Although Reeve continued to teach at Wesleyan until his retirement, he resigned his tenure in the late 1960s in order to write. He was the founding editor of The American Poetry Review, secretary of the New York Poets House and was associated for many years with the New England Poetry Club and the New York Quarterly. The publisher Bob Giroux called him "one of America's most gifted and individual poets."

Reeve published a dozen books of poetry, including three about the adventures of The Blue Cat, an irreverent feline anarchist related to Top Cat, Schrodinger's Cat and the Cat in a Hat.

The Blue Cat was a witness to the cruelties and disasters of our age. He was in New Orleans, for example, after Hurricane Katrina: "The river rose, done took my house,/the Devil made off with my jack;/sail or swim like a fish-/how'll I ever get it back?/No way today/to wash the blackness from the sea;/ no way, no way/to take the blueness out of me."

The Cat even managed to vote in the 2009 presidential elections: "He laid down the pencil and pulled back the curtain/and folded the ballot (as instructed) in two,/and wondered if ever the good cat he dreamed of/would turn out to be half black and half blue./'Sure, I've been there before,' thought the Cat out the door,/'I'll never forget it;/ all my lives I've been hoping for change and I still/will keep fighting to get it.'"

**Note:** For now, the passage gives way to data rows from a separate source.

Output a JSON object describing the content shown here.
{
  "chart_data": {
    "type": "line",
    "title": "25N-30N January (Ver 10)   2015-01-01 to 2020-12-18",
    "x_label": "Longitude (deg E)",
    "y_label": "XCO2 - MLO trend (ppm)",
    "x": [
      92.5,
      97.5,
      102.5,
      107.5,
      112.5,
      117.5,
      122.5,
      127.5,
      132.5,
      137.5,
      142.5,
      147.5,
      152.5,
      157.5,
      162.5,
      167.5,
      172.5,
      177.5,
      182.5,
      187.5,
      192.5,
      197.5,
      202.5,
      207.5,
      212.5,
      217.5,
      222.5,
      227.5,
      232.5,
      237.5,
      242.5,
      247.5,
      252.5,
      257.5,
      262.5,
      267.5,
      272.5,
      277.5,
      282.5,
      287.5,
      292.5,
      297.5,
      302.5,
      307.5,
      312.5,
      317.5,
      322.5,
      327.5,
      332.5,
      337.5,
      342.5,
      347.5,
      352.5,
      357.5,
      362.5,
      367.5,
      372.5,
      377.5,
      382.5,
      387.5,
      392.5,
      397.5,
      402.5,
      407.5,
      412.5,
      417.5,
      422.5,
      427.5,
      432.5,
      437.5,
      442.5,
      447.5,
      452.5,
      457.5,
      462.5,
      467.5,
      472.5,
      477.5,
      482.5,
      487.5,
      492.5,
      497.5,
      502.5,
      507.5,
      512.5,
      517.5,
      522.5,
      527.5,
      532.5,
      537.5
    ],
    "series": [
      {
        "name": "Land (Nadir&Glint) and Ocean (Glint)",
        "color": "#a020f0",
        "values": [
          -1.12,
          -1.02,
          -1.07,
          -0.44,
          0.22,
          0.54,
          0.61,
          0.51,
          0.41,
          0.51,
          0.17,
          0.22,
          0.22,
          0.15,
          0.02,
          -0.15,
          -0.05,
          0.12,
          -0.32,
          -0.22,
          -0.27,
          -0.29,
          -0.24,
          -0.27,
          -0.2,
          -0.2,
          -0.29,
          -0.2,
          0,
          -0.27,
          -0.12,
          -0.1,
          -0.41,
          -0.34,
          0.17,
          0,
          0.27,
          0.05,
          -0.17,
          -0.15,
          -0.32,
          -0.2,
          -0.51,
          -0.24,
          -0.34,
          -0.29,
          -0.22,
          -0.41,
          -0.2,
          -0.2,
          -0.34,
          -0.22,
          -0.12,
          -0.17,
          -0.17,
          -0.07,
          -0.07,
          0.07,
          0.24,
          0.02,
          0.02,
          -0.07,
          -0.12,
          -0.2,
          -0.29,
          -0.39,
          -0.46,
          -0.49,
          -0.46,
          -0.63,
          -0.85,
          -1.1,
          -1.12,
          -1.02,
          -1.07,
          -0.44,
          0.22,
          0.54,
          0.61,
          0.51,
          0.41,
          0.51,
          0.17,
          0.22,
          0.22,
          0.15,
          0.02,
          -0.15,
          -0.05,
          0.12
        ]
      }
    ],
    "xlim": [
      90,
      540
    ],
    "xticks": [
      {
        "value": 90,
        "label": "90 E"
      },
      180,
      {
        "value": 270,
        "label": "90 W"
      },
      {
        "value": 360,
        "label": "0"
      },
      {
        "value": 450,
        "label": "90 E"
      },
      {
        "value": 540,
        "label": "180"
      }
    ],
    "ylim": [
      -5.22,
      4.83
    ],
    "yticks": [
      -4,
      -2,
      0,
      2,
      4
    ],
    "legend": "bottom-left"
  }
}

At the heart of one of Reeve's last books, The Blue Cat Walks the Earth, was an elegy to his eldest son, the actor Christopher Reeve (above), who died in 2004: "The moon is failing, the leaves are falling/in their October round,/and we have sailed to the island of grief and sorrow/on barren ground/ where the young die before the old / and rivers run upside down./Dead, dead, his grace is dead;/from his face, the fineness fled; the body stiffed, untalented,/the heart a stone, a stone at his head."

Reeve toured with the Blue Cat, usually accompanied by Don Davis on sax and Joe Deleault on piano, and in Britain he was backed by John Lake and Phil Paton.

An oratorio, The Urban Stampede, with music by Andrew Gant was premiered at London's Barbican centre in 2000. His last book The Puzzle Master (2010) was a jazz opera about the fall of Icarus, performed in Boston in 2007.

Marriages to Barbara Lamb, Helen Schmidinger and Ellen Swift ended in divorce. Since 1994 Reeve lived with his fourth wife, the novelist Laura Cstevenson, sister of the poet Anne Stevenson, in Wilmington, Vermont.

Health problems in his last years did nothing to diminish his boyish charm or rugged good-looks or his concern for the future of poetry and democratic politics. In his early eighties he was still swimming in the nearby lake.

Reeve is survived by Laura, by three sons, a daughter, two step-daughters and 18 grandchildren. Christopher predeceased him.